# Implementing Nerual Networks Model to classify the given image into 1 of the 10 categories of the fashion MNIST dataset

## Step 1: Importing the dataset

In [1]:
path = r"C:\NumberMNIST"

print("Path to dataset files:", path)

Path to dataset files: C:\NumberMNIST


## Step 2: Importing necessary libraries and loading the dataset

In [2]:
import numpy as np
import struct
import os

def load_images(file_path):
    with open(file_path, 'rb') as f:
        magic, num_images, rows, cols = struct.unpack('>IIII', f.read(16))
        images = np.frombuffer(f.read(), dtype=np.uint8).reshape(num_images, rows * cols)
    return images

def load_labels(file_path):
    with open(file_path, 'rb') as f:
        magic, num_labels = struct.unpack('>II', f.read(8))
        labels = np.frombuffer(f.read(), dtype=np.uint8)
    return labels

os.listdir(path) # List files in the dataset directory to verify paths


['t10k-images-idx3-ubyte',
 't10k-images.idx3-ubyte',
 't10k-labels-idx1-ubyte',
 't10k-labels.idx1-ubyte',
 'train-images-idx3-ubyte',
 'train-images.idx3-ubyte',
 'train-labels-idx1-ubyte',
 'train-labels.idx1-ubyte']

In [3]:
X_train = load_images(path + r"\train-images.idx3-ubyte")
y_train = load_labels(path + r"\train-labels.idx1-ubyte")
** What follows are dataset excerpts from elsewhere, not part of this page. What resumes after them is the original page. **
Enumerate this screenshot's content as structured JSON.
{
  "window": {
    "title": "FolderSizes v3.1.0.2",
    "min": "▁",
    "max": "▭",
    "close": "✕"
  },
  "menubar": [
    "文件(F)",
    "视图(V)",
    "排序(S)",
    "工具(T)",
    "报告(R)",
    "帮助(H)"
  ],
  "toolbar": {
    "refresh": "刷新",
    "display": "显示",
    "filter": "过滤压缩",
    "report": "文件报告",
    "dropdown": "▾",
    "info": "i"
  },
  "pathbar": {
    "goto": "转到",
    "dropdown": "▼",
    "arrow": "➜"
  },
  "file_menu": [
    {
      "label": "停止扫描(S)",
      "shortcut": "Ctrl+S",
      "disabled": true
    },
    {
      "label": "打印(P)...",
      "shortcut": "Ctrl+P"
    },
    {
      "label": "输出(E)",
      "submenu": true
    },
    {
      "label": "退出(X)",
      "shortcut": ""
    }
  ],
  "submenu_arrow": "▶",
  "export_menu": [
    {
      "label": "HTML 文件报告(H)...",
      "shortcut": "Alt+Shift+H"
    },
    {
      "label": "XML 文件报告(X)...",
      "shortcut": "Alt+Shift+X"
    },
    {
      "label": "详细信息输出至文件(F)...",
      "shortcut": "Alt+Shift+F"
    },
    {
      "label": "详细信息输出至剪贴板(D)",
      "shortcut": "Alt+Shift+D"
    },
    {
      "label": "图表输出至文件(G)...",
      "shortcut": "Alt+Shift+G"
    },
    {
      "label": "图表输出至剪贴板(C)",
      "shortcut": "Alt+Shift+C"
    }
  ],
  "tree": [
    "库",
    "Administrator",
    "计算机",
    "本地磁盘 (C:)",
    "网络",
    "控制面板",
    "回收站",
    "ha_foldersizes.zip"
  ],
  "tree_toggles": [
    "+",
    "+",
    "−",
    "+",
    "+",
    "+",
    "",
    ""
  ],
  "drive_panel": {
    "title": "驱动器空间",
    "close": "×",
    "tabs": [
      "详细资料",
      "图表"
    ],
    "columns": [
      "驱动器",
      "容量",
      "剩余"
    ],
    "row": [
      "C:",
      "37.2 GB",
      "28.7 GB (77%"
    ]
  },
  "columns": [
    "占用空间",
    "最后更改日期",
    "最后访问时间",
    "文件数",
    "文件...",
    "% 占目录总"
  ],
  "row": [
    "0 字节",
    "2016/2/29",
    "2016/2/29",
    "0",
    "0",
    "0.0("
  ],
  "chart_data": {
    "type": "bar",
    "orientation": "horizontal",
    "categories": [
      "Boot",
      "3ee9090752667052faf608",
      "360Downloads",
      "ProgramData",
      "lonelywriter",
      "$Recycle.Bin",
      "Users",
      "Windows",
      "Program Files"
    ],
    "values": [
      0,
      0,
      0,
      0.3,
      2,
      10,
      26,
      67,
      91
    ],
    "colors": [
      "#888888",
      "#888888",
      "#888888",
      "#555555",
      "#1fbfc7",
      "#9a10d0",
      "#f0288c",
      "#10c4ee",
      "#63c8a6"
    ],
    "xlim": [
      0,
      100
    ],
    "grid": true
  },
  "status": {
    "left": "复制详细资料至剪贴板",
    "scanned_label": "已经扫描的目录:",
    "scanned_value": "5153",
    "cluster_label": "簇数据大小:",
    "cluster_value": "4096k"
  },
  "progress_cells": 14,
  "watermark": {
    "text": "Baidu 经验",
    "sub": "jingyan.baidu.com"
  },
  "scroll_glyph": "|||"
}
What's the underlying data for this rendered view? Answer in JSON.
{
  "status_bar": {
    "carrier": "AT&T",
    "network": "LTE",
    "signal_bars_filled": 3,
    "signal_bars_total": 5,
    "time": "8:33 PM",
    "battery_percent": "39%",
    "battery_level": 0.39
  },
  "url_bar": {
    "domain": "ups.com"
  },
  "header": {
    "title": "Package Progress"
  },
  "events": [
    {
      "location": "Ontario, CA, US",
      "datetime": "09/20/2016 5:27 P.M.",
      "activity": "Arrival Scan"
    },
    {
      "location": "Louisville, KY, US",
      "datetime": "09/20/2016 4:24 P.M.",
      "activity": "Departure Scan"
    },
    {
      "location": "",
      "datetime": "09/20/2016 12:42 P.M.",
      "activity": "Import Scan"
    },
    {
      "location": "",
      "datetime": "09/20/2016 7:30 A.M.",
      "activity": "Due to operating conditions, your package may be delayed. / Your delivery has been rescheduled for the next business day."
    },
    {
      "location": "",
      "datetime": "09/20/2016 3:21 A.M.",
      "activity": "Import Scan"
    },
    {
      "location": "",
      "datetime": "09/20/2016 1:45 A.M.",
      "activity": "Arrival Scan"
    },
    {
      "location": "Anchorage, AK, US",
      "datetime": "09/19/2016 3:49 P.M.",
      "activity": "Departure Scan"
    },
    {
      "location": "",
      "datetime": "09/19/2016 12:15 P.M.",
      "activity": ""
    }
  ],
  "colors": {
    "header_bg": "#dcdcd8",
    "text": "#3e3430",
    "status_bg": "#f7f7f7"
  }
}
X_test = load_images(path + r"\t10k-images.idx3-ubyte")
y_test = load_labels(path + r"\t10k-labels.idx1-ubyte")

print("Train shape:", X_train.shape)
print("Test shape:", X_test.shape)
print("Train labels shape:", y_train.shape)
print("Test labels shape:", y_test.shape)

Train shape: (60000, 784)
Test shape: (10000, 784)
Train labels shape: (60000,)
Test labels shape: (10000,)


## Step 3: Data Preprocessing

**Flattening** is the process of converting a multi-dimensional input (such as a 2D image matrix) into a one-dimensional vector so that it can be fed into a fully connected neural network.

Here, flattening is the process of converting each 28Ã—28 image into a 784-dimensional vector so that it can be used as input to a fully connected neural network.

**In this case, flattening images is not necessary as they are already in the shape (num_samples, 784)!**

In [4]:
np.min(X_train), np.max(X_train) # Check pixel value range

(0, 255)

In [5]:
# Normalize pixel values to [0, 1]
X_train= X_train / 255.0
X_test = X_test / 255.0

# Why 255.0? Because pixel values in the dataset are in the range [0, 255], 
# and dividing by 255.0 scales them to the range [0, 1], 
# which is beneficial for training neural networks.

In [6]:
print(f"Unique labels in y_train: {np.unique(y_train)}")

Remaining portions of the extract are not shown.